Showing posts with label bango. Show all posts
Showing posts with label bango. Show all posts

Sunday, 29 May 2011

Dulverton goes Wicker Man

It’s all gone a bit Wicker Man in town this weekend.  I was sitting quietly in The Bridge, minding my own business, when I glanced up and saw a man staring across the bar with glowing red eyes.  No, really – they were glowing, glowing and red.  ‘Oh my God,’ said the people sitting at the next table. ‘He’s seriously scary.  What the hell is he?’ 
‘I don’t know but he looks fabulous,’ I said and jumped up and went and said hello.
‘Great look. Love the eyes.’
‘Thanks. Can’t see a bloody thing though. Hope I’ve got the right beer.’

Nice chap.  See, appearances are often deceptive. So I popped into the Ladies and found two girls adjusting their bindis and rearranging their boobs in jangly bras. 
Children with shaved heads and dinky DMs were running in feral little gangs.  You couldn’t move for guitars and fiddles and drums and bits of ribbon and, for some inexplicable reason, a lot of boxers (my favourite dog). Oh, and a traction engine, belching smoke.
It’s the Dulverton Folk Festival and TheBridge is having a beer festival to coincide so, as you can imagine, Adrian is as happy as the proverbial pig in shit.  Not the folk so much (he was more into punk and rock before hardcore classical stole his ears) – but he had a good deal to do with the beer selection.  James wasn’t so keen.
‘I’m scared of Morris men,’ he said, shuddering. ‘I think I have a phobia.’
Well, I get there is something a little unsettling about blacked up faces with staring red eyes; about masks and long pointy noses.  It’s all very raw and primitive.

‘They’re rude, they are,’ said a chap outside the church. ‘Downright rude.’
I frowned.  ‘But the ones I spoke to were lovely, really friendly.’ 
‘Oh no,’ he replied.  ‘They’re nice enough. I mean rude as in, well…’ He lowered his voice… ‘….sexual.  Honestly, it’s the wrong time of year.’
Eh?  Sex has seasons, like pheasant or salmon?  Who knew?  ‘Oh, I dunno,’ I said with a grin.  ‘Any time of year works for me.’  He looked a bit startled but grinned back.  ‘I guess you’re right.’

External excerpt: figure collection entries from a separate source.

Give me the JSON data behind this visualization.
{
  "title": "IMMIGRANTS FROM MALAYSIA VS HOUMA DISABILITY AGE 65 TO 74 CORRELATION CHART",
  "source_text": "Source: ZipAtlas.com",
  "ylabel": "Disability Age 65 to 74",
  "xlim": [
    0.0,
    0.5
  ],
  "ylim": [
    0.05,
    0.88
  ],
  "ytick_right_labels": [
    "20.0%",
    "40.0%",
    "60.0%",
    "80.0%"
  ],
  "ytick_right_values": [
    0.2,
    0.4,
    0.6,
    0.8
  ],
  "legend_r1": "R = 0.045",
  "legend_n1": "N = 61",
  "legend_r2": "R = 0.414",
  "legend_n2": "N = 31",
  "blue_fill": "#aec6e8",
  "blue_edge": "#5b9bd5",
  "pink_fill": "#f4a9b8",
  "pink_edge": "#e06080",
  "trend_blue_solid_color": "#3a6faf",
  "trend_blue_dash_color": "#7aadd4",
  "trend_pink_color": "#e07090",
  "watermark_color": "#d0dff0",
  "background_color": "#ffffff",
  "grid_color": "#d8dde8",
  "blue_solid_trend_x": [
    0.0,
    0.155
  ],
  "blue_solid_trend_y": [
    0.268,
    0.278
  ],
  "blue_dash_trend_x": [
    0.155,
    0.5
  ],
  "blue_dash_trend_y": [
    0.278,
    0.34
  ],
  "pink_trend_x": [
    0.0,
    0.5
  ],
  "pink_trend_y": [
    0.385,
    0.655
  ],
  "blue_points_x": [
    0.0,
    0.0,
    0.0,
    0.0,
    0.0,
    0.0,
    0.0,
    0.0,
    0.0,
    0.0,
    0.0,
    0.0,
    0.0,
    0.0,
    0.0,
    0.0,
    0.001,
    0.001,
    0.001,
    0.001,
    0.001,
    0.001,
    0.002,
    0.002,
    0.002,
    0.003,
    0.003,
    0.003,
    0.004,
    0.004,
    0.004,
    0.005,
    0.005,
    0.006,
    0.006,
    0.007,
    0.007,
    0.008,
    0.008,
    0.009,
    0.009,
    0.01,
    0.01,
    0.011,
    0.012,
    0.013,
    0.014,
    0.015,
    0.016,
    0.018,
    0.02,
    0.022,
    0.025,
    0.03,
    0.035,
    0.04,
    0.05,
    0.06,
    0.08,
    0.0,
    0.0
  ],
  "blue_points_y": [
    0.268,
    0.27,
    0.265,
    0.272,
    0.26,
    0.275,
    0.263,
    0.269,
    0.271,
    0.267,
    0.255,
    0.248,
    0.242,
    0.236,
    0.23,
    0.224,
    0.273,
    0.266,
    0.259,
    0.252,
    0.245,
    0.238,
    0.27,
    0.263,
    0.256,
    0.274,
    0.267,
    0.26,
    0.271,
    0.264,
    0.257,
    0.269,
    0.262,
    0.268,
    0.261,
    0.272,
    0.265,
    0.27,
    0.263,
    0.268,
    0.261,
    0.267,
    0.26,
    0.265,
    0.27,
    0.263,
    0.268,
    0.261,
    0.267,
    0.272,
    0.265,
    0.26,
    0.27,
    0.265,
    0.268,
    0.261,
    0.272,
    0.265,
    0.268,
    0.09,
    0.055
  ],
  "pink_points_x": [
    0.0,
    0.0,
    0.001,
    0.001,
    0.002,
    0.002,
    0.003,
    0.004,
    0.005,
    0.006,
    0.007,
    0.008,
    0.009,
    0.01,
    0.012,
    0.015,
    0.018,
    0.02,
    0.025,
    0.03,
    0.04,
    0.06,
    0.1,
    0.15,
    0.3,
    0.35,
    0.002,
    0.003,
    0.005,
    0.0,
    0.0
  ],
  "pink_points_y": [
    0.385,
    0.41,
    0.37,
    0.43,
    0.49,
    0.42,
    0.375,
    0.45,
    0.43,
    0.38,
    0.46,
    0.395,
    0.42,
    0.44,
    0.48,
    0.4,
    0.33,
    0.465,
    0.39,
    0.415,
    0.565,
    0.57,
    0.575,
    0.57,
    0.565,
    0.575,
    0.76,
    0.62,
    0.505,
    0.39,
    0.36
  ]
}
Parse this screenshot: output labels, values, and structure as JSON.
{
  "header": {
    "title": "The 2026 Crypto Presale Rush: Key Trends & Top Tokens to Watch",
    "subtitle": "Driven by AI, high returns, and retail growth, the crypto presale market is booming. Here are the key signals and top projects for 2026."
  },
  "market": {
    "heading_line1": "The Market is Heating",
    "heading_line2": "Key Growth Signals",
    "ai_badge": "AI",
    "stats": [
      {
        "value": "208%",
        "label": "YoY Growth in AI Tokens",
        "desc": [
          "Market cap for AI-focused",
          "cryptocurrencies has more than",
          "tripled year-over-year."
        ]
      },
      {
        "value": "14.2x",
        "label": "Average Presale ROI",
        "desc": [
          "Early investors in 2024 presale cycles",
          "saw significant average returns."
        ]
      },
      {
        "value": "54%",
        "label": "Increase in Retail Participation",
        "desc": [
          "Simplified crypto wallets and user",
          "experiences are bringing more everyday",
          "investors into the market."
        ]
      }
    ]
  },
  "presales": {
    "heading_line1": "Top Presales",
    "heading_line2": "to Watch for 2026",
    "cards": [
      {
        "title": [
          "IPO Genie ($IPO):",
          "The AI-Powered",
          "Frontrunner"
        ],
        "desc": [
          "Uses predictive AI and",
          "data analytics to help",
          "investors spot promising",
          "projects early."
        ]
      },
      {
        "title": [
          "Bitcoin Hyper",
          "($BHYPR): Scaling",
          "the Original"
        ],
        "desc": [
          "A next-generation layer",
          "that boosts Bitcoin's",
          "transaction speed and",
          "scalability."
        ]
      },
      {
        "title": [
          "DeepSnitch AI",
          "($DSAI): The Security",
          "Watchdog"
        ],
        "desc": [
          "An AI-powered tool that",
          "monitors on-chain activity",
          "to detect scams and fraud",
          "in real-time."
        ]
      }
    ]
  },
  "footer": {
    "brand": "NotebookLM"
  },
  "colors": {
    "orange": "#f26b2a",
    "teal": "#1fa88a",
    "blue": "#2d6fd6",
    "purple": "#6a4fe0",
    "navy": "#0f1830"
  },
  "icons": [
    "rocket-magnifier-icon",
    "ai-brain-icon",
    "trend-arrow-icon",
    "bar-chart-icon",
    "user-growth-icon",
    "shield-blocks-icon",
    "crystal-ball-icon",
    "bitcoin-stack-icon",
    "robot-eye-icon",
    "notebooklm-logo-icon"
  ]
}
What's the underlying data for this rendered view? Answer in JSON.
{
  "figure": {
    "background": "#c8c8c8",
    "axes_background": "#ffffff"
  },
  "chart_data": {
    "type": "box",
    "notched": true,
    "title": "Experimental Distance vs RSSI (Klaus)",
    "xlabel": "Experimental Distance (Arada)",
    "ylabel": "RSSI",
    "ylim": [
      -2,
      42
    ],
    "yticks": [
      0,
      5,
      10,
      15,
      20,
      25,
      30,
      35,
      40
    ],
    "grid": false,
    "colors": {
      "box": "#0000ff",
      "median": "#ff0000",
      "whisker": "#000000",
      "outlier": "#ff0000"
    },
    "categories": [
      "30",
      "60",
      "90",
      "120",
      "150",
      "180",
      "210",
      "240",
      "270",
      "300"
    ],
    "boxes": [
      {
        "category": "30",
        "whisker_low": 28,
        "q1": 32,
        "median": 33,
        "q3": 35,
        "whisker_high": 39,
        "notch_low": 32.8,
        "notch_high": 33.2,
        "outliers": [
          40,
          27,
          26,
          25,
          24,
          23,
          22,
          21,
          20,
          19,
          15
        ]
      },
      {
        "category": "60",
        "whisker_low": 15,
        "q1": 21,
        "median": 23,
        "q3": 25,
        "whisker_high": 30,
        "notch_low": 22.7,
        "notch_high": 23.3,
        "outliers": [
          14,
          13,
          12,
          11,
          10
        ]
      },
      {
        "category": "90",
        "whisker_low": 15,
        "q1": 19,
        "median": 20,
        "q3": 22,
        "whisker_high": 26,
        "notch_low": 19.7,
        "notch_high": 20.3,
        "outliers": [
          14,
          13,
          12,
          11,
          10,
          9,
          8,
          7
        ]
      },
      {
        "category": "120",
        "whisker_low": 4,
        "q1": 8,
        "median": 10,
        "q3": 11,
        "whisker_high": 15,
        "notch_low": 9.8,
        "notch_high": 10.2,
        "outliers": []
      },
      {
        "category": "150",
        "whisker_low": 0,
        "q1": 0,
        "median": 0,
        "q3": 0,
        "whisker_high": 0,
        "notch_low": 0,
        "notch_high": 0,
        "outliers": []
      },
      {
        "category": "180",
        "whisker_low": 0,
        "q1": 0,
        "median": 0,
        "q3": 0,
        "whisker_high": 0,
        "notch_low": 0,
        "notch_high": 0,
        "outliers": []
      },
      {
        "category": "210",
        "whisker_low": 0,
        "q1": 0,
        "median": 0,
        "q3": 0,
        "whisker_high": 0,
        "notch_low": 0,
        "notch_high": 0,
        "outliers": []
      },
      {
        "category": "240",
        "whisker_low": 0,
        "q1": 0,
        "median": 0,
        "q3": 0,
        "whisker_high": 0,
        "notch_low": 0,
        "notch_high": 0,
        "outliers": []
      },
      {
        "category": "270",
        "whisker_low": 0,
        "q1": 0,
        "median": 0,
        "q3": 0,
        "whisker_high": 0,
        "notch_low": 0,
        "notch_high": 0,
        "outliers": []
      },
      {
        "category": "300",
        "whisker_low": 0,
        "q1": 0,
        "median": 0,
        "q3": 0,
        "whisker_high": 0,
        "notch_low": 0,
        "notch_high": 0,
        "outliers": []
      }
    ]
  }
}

So, we wandered from pub to pub, catching a bit of music here, a bit of dancing there.  Listening in on folk wars and stifling grins.  ‘Is that a banjo you’ve got there?’ asked one woman innocently in the cafe, pointing at a case.  Eyebrows raised, eyes bulged and two fingers flashed across one another in a warding gesture. ‘Banjo? BANJO? It’s a mandolin.’ 
The only sour note came from a severe case of I’m Very Importantitis.  Last night a party of four bustled to the table next to us. ‘We’re the committee,’ said a large florid  chap in a bright sweatshirt with COMMITTEE or CHAIRMAN or summat of that ilk written across it.  Well, there's a surprise.  And, frankly, why on earth does being on a committee mean you get to be unpleasant and unfriendly?    ‘It’s very tiring organising this, you know,' he blustered, when we didn't genuflect with suitable awe.  'We need our food. We need our table.’  And who precisely was stopping him from having his food and table?  Ah, *sigh*. Whatever.
graphic by Sarah Diggle - perfect image!
Then, this morning, I pitched up, a trifle late, for my kettlebell class by the river and saw our little group facing off – yup - Mr Bumptious again, this time with two henchmen.  Turned out he was objecting to us doing our class on “their” festival weekend.  Apparently we would ‘steal customers’ from the festival and we were ‘taking advantage’ of “their” weekend for publicity. WTF?  Six local women slinging kettlebells around off under the trees at 10.30am on a Sunday morning?  Ye gods, the festival goers were still sleeping off the excesses of the night before.  It was raining.  Nobody was even performing or dancing.  Who the hell did they think we were going to steal?   
He spluttered and pontificated and clearly wanted to intimidate Trish into cancelling the class.  Honestly, why is it that some people feel the need to throw their perceived weight around?  Is it that classic case of big fish, small pond – a very shaky ego that needs bolstering?  But really, it was bullying and it pissed me off so I threw my toys out the pram a bit and, given I couldn’t lob a kettlebell at the pillock, I unpinned my Folk Festival badge and thrust it into his hand, stifling a laugh at myself for such a totally pathetic gesture. 
Anyhow.  Forget him.  I love  anything really that brings people into Dulverton.  I just hate petty-mindedness and small thinking.  If you’re around the area tomorrow, there is still beer left at The Bridge and there will be music wherever you go (yes, we have four pubs in town - greedy eh?).  And there will be more dancing and mayhem and misrule. 
I reckon we’re just missing one thing…  A good burning to round off the festivities! 

(tell me you've seen The Wicker Man? One of my all-time favourite films).